The Pro renewable energy campaigners from Bristol Rising Tide breached Port security at 9.50 am on land next to St Andrews Road Station.
Jo Edwards explained
“Industrial scale biomass trashes global forests and local health. This is a friendly shot across the bows – if investors and the Port try to dump more toxic dust and dodgy energy generation on Avonmouth they’re going to find the construction process difficult, expensive & very embarrassing”
If built, the power station would burn 850,000 tonnes of imported wood chip each year and contribute to climate change through CO2 emissions and deforestation.
In a recent BBC interview the company responsible, Helius conceded that at least half of the fuel burnt wouldn’t be UK waste wood. Similar imports to the country’s biggest power station Drax come from clear cutting forests in North America. Importing this amount of wood will drive deforestation, habitat and biodiversity loss and human rights abuses in exporting countries.
Chris Thomson added:
“We’re here today in solidarity with communities affected by deforestation to power far-away countries, as well as Avonmouth locals. Residents here are already badly affected by the toxic wood dust from biomass pellet processing that’s brought a rise in respiratory problems to the area ,” said xxxx, who has taken the day off work to attend the protest. “It is in the Port corporation’s power to refuse to lease the land to Helius Energy for this destructive proposal. We wanted to come here while there’s still time to prevent it.”
“Big biomass is a scam waiting to be exposed- an industry dependent on public subsidies which can’t be maintained. Leaks from the government’s own Department for Energy and Climate Change make it clear that industrial scale biomass is worse for the climate than coal, as well as spreading potentially lethal pollution to neighbouring communities. Financers and the Port could be supporting real renewables instead: more wind, wave and solar power would generate more jobs, a lasting return and provide genuine energy security. It’s a no brainer.”

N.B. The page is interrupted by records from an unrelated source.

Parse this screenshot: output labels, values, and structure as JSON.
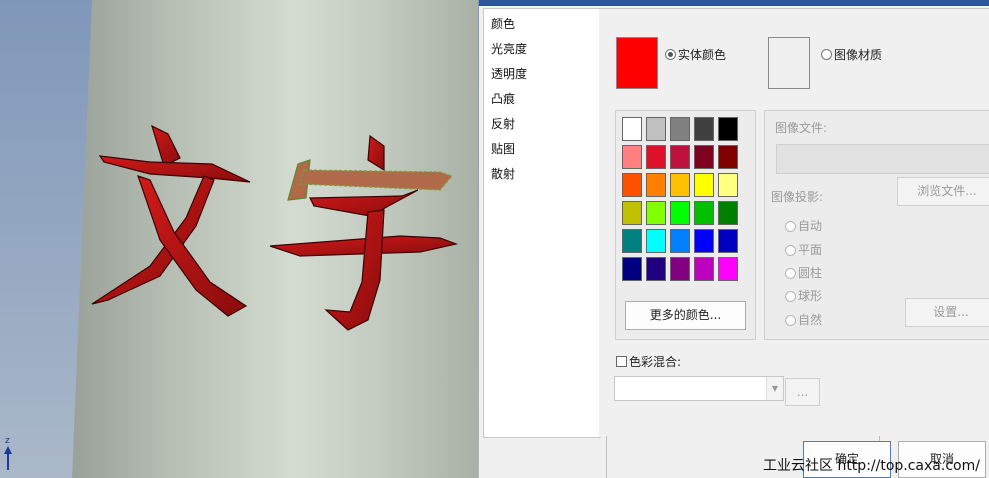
{
  "viewport": {
    "text_3d": "文字",
    "axis_label": "z"
  },
  "categories": [
    "颜色",
    "光亮度",
    "透明度",
    "凸痕",
    "反射",
    "贴图",
    "散射"
  ],
  "color_mode": {
    "solid_label": "实体颜色",
    "image_label": "图像材质",
    "selected": "solid",
    "current_color": "#ff0000"
  },
  "palette": [
    [
      "#ffffff",
      "#c0c0c0",
      "#808080",
      "#404040",
      "#000000"
    ],
    [
      "#ff8080",
      "#e0102a",
      "#c0103c",
      "#800020",
      "#800000"
    ],
    [
      "#ff5000",
      "#ff8000",
      "#ffc000",
      "#ffff00",
      "#ffff80"
    ],
    [
      "#c0c000",
      "#80ff00",
      "#00ff00",
      "#00c000",
      "#008000"
    ],
    [
      "#008080",
      "#00ffff",
      "#0080ff",
      "#0000ff",
      "#0000c0"
    ],
    [
      "#000080",
      "#200080",
      "#800080",
      "#c000c0",
      "#ff00ff"
    ]
  ],
  "more_colors_label": "更多的颜色...",
  "image_panel": {
    "file_label": "图像文件:",
    "browse_label": "浏览文件...",
    "projection_label": "图像投影:",
    "projection_options": [
      "自动",
      "平面",
      "圆柱",
      "球形",
      "自然"
    ],
    "settings_label": "设置..."
  },
  "blend": {
    "label": "色彩混合:",
    "checked": false,
    "ellipsis_label": "..."
  },
  "buttons": {
    "ok": "确定",
    "cancel": "取消"
  },
  "watermark": "工业云社区 http://top.caxa.com/"
}
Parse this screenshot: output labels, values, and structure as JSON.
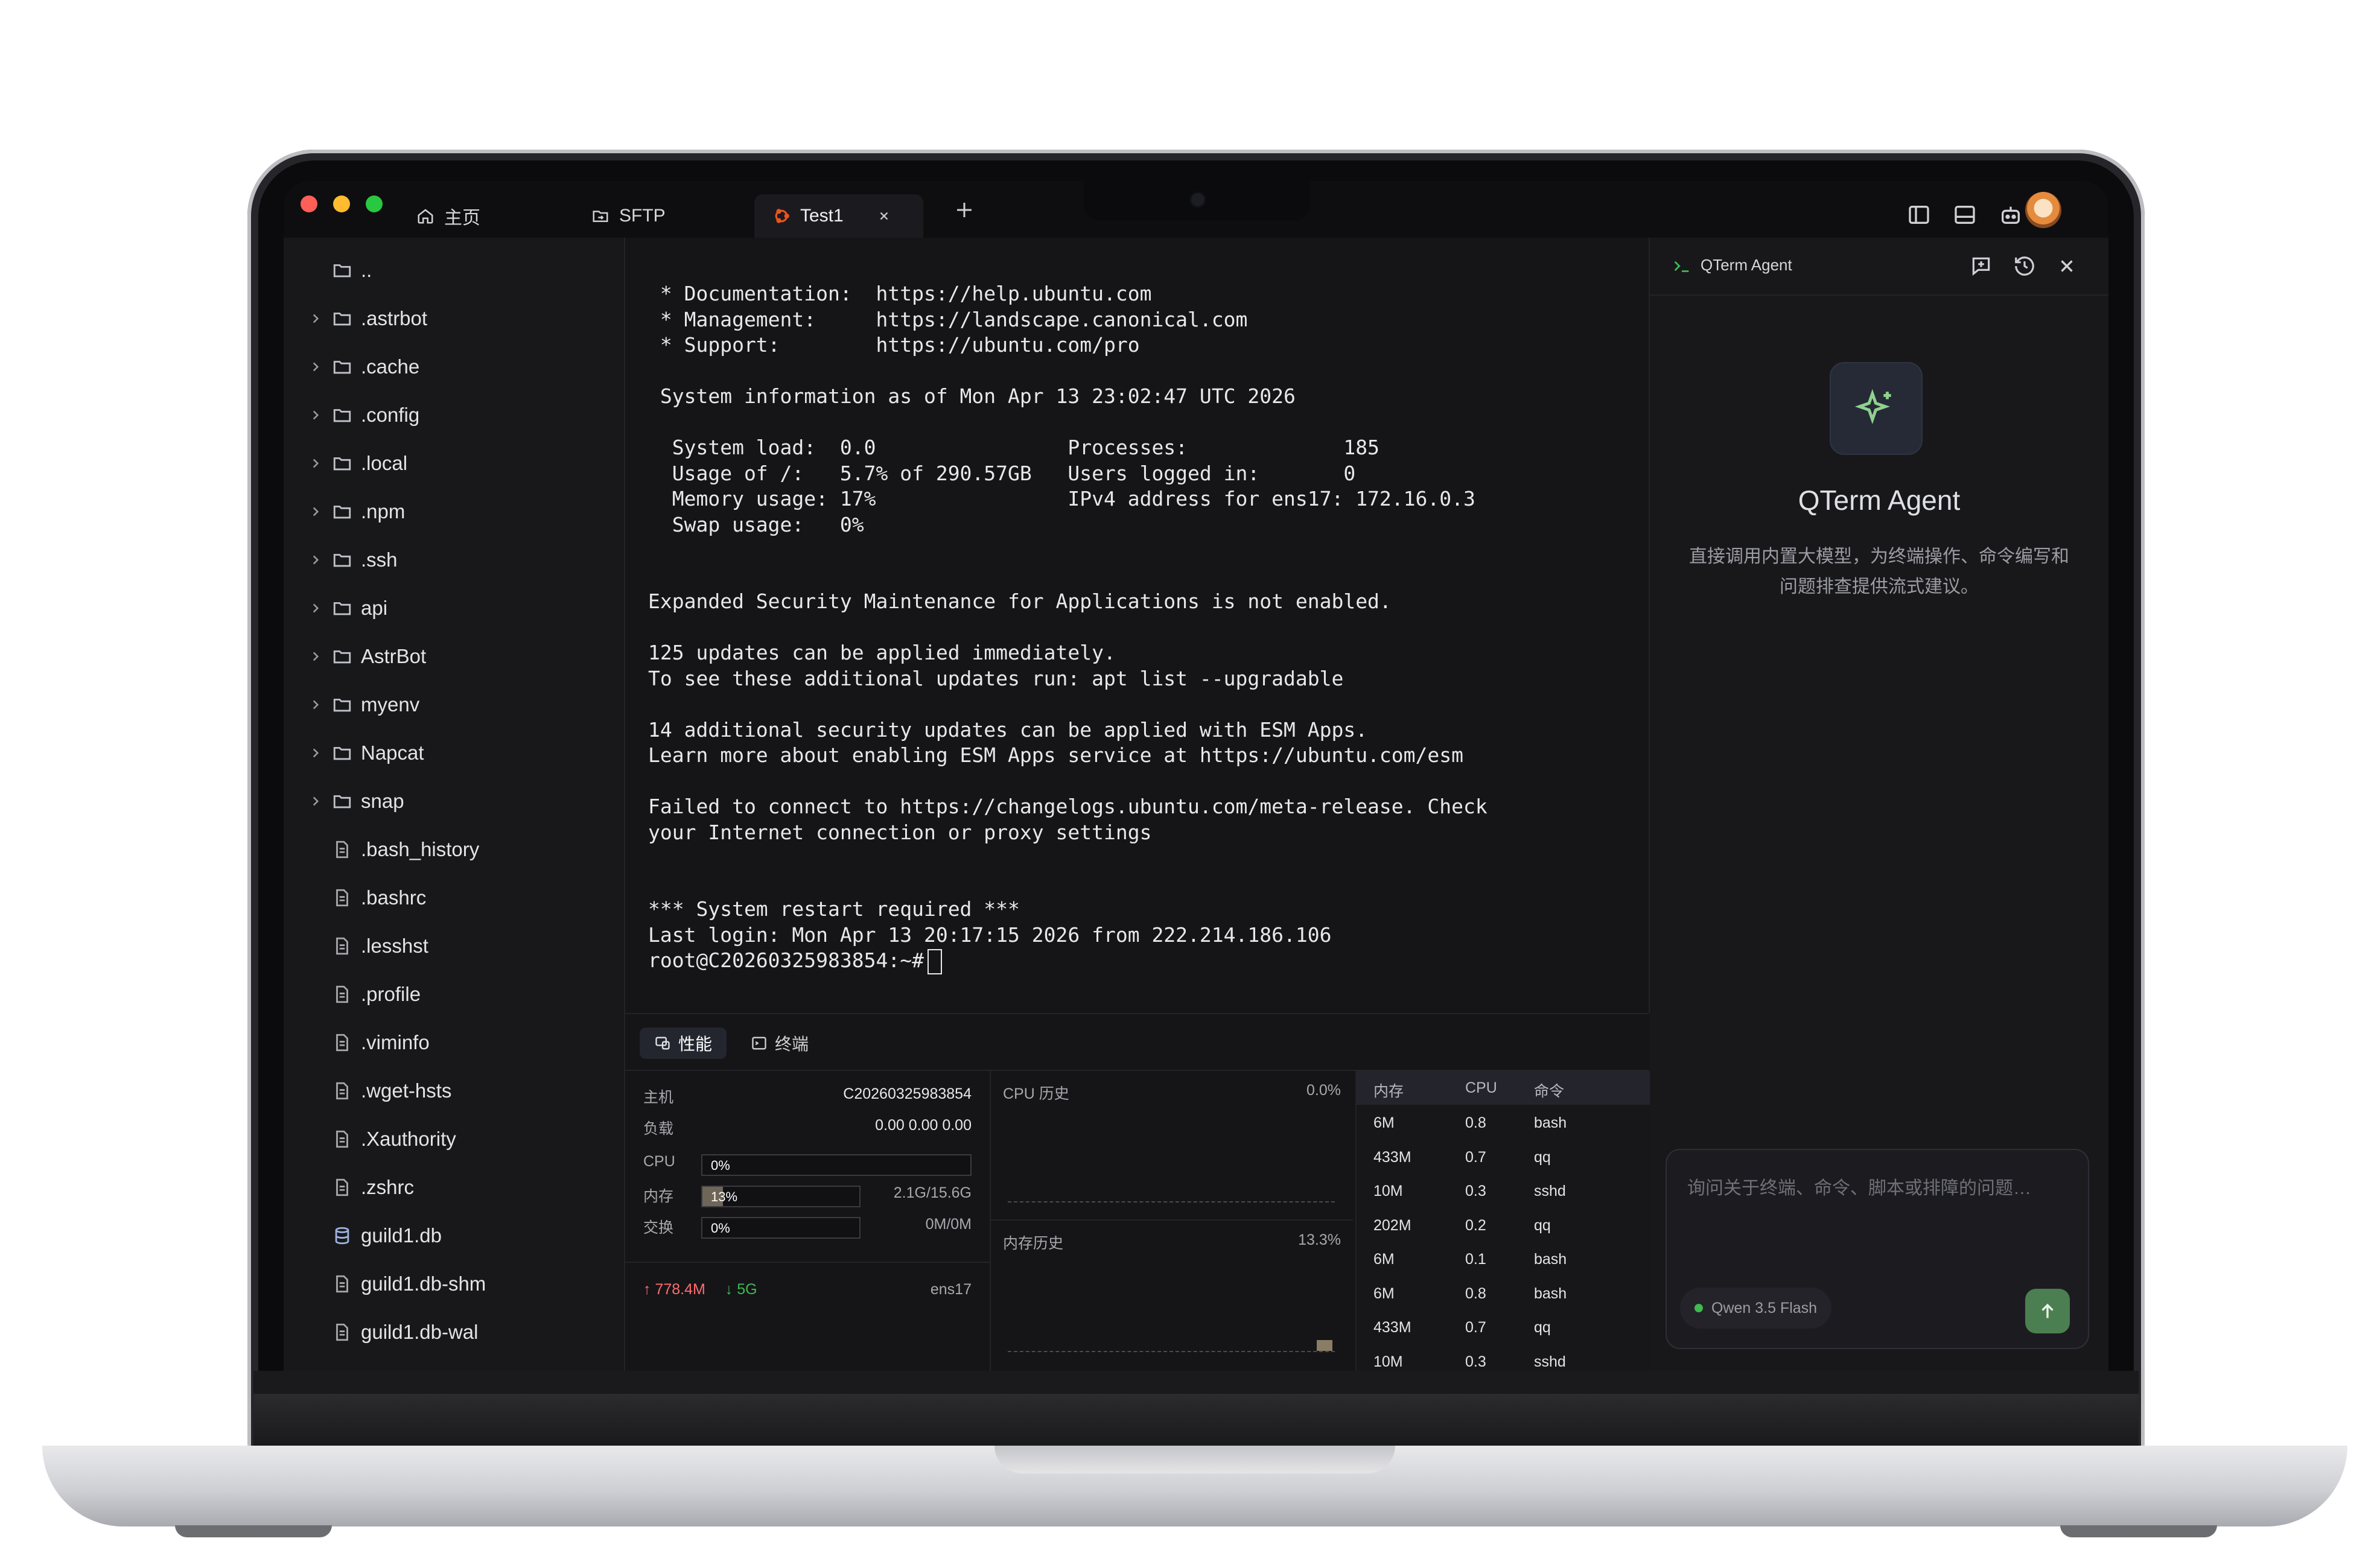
{
  "tabs": [
    {
      "label": "主页",
      "icon": "home-icon"
    },
    {
      "label": "SFTP",
      "icon": "sftp-icon"
    },
    {
      "label": "Test1",
      "icon": "ubuntu-icon",
      "active": true
    }
  ],
  "sidebar": {
    "parent": "..",
    "items": [
      {
        "name": ".astrbot",
        "type": "folder"
      },
      {
        "name": ".cache",
        "type": "folder"
      },
      {
        "name": ".config",
        "type": "folder"
      },
      {
        "name": ".local",
        "type": "folder"
      },
      {
        "name": ".npm",
        "type": "folder"
      },
      {
        "name": ".ssh",
        "type": "folder"
      },
      {
        "name": "api",
        "type": "folder"
      },
      {
        "name": "AstrBot",
        "type": "folder"
      },
      {
        "name": "myenv",
        "type": "folder"
      },
      {
        "name": "Napcat",
        "type": "folder"
      },
      {
        "name": "snap",
        "type": "folder"
      },
      {
        "name": ".bash_history",
        "type": "file"
      },
      {
        "name": ".bashrc",
        "type": "file"
      },
      {
        "name": ".lesshst",
        "type": "file"
      },
      {
        "name": ".profile",
        "type": "file"
      },
      {
        "name": ".viminfo",
        "type": "file"
      },
      {
        "name": ".wget-hsts",
        "type": "file"
      },
      {
        "name": ".Xauthority",
        "type": "file"
      },
      {
        "name": ".zshrc",
        "type": "file"
      },
      {
        "name": "guild1.db",
        "type": "db"
      },
      {
        "name": "guild1.db-shm",
        "type": "file"
      },
      {
        "name": "guild1.db-wal",
        "type": "file"
      }
    ]
  },
  "terminal": {
    "lines": [
      " * Documentation:  https://help.ubuntu.com",
      " * Management:     https://landscape.canonical.com",
      " * Support:        https://ubuntu.com/pro",
      "",
      " System information as of Mon Apr 13 23:02:47 UTC 2026",
      "",
      "  System load:  0.0                Processes:             185",
      "  Usage of /:   5.7% of 290.57GB   Users logged in:       0",
      "  Memory usage: 17%                IPv4 address for ens17: 172.16.0.3",
      "  Swap usage:   0%",
      "",
      "",
      "Expanded Security Maintenance for Applications is not enabled.",
      "",
      "125 updates can be applied immediately.",
      "To see these additional updates run: apt list --upgradable",
      "",
      "14 additional security updates can be applied with ESM Apps.",
      "Learn more about enabling ESM Apps service at https://ubuntu.com/esm",
      "",
      "Failed to connect to https://changelogs.ubuntu.com/meta-release. Check",
      "your Internet connection or proxy settings",
      "",
      "",
      "*** System restart required ***",
      "Last login: Mon Apr 13 20:17:15 2026 from 222.214.186.106",
      "root@C20260325983854:~#"
    ]
  },
  "bottom_tabs": [
    "性能",
    "终端"
  ],
  "stats": {
    "host_label": "主机",
    "host_value": "C20260325983854",
    "load_label": "负载",
    "load_value": "0.00 0.00 0.00",
    "cpu_label": "CPU",
    "cpu_value": "0%",
    "cpu_fraction": 0.0,
    "mem_label": "内存",
    "mem_value": "13%",
    "mem_fraction": 0.13,
    "mem_detail": "2.1G/15.6G",
    "swap_label": "交换",
    "swap_value": "0%",
    "swap_fraction": 0.0,
    "swap_detail": "0M/0M",
    "net_up": "↑ 778.4M",
    "net_down": "↓ 5G",
    "iface": "ens17"
  },
  "history": {
    "cpu_title": "CPU 历史",
    "cpu_percent": "0.0%",
    "mem_title": "内存历史",
    "mem_percent": "13.3%"
  },
  "processes": {
    "headers": [
      "内存",
      "CPU",
      "命令"
    ],
    "rows": [
      [
        "6M",
        "0.8",
        "bash"
      ],
      [
        "433M",
        "0.7",
        "qq"
      ],
      [
        "10M",
        "0.3",
        "sshd"
      ],
      [
        "202M",
        "0.2",
        "qq"
      ],
      [
        "6M",
        "0.1",
        "bash"
      ],
      [
        "6M",
        "0.8",
        "bash"
      ],
      [
        "433M",
        "0.7",
        "qq"
      ],
      [
        "10M",
        "0.3",
        "sshd"
      ]
    ]
  },
  "agent": {
    "header": "QTerm Agent",
    "name": "QTerm Agent",
    "description": "直接调用内置大模型，为终端操作、命令编写和问题排查提供流式建议。",
    "input_placeholder": "询问关于终端、命令、脚本或排障的问题…",
    "model": "Qwen 3.5 Flash"
  },
  "colors": {
    "traffic_red": "#ff5f57",
    "traffic_yellow": "#febc2e",
    "traffic_green": "#28c840",
    "net_up": "#ff6b6b",
    "net_down": "#3fb950",
    "accent_green": "#4b7f52"
  }
}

“Although biomass is currently classified as ‘renewable energy’ by the UK government, large-scale biomass is neither renewable nor environmentally friendly. Even the Mayor has conceded that this biomass proposal is incompatible with Bristol’s aspirations of being a ‘European green capital’ in 2015”.
Residents of Avonmouth are concerned about air pollution and health impacts of the plant: emissions could include nitrogen dioxide, sulphur dioxide and small particulates from wood dust. Bristol Rising Tide are a long established climate justice direct action group who played a key role in bringing the problems associated with Fracking to public attention in 2011. They act independently from but are members of the Avon Coalition Against Big Biofuels.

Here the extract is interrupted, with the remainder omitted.